# Draft Combine Sheets

The NBA Draft Combine is an event that brings amateur athletes together to participate in drills, interview with teams, and showcase their skills prior to the NBA Draft.

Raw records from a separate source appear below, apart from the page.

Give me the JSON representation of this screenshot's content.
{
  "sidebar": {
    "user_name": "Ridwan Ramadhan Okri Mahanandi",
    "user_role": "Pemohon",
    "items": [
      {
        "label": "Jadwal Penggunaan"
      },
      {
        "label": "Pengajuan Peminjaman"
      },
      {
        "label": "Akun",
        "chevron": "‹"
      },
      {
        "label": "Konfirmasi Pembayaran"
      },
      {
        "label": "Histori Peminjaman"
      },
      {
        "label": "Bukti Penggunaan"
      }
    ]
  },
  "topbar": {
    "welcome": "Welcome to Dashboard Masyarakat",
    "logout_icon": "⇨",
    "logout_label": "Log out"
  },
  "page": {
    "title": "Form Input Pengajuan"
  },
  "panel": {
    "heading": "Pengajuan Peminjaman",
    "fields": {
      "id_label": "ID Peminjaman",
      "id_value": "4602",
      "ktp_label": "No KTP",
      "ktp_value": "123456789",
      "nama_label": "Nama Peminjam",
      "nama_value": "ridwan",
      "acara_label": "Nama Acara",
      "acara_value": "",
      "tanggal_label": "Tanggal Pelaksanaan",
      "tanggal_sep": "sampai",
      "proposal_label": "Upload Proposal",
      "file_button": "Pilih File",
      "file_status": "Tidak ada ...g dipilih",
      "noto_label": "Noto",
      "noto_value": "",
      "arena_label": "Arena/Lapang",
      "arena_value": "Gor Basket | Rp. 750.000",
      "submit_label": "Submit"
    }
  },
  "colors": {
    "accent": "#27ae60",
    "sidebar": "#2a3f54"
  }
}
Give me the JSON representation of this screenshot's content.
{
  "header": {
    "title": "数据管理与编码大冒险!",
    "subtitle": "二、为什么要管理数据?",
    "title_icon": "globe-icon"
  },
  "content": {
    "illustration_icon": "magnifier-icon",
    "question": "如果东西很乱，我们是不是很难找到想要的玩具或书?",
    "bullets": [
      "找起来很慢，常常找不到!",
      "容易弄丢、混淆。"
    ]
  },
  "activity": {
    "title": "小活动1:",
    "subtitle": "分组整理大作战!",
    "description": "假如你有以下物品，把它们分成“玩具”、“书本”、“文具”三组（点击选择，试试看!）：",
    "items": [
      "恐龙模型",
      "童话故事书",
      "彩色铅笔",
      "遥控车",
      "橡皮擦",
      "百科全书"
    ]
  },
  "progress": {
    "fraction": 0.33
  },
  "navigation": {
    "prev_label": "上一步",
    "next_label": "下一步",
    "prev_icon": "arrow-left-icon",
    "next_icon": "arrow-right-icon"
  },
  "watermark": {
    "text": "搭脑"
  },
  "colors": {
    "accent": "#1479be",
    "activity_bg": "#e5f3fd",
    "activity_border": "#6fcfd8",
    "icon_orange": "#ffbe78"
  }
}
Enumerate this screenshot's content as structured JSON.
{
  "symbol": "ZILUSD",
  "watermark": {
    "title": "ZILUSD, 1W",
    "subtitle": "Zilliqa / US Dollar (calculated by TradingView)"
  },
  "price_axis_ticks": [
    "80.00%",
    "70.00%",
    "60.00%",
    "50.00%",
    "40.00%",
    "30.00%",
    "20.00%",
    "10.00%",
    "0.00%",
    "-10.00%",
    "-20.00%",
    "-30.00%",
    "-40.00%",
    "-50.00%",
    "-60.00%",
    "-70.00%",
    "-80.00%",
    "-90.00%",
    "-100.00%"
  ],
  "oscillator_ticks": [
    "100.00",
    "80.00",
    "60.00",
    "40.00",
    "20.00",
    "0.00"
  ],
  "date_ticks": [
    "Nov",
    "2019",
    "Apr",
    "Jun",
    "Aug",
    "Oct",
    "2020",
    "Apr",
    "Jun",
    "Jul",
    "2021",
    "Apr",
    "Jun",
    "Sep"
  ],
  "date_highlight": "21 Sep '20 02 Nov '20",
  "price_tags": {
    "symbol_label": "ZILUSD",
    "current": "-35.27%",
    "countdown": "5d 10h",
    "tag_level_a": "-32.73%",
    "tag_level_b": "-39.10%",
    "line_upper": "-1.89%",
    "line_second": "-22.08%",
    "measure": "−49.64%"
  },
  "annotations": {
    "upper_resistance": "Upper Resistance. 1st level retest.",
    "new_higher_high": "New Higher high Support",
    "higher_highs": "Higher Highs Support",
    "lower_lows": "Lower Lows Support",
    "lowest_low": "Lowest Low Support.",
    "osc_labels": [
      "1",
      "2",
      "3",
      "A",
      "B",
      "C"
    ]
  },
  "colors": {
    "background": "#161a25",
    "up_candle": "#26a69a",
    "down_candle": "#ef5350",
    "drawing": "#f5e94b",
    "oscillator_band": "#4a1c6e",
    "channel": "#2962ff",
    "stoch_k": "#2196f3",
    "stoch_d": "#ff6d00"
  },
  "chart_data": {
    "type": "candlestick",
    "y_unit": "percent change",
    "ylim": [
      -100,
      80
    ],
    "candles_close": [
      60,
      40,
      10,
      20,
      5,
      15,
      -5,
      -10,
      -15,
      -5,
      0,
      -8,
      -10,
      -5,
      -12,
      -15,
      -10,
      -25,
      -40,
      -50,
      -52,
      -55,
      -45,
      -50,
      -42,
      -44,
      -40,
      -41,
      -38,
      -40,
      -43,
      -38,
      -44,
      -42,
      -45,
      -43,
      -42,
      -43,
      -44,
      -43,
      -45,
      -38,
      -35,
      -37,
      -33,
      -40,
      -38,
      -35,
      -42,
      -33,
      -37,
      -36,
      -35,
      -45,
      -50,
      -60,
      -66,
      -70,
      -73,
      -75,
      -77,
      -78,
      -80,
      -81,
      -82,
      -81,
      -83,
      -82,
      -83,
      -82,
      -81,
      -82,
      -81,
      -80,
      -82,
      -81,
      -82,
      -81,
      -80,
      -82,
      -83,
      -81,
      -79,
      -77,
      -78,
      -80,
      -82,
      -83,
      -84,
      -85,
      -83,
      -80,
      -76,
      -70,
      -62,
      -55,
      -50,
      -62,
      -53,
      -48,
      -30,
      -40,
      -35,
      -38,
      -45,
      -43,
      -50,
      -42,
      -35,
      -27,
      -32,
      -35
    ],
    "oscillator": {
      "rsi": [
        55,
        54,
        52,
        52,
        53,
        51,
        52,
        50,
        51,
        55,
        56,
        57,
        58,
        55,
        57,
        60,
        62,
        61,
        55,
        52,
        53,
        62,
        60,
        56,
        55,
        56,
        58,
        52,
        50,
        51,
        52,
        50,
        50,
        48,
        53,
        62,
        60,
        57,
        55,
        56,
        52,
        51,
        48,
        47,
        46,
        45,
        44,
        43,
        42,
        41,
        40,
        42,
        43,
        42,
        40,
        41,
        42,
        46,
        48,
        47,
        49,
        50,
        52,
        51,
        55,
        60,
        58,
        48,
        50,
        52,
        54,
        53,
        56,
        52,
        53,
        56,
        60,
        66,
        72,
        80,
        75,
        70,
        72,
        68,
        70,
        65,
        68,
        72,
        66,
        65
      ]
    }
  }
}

The athletes go through physical measurements, basketball drills, and medical testing. The [stats.nba.com](https://stats.nba.com) API contains the `draftcombinestats` endpoint that has much of the data recorded at the combine.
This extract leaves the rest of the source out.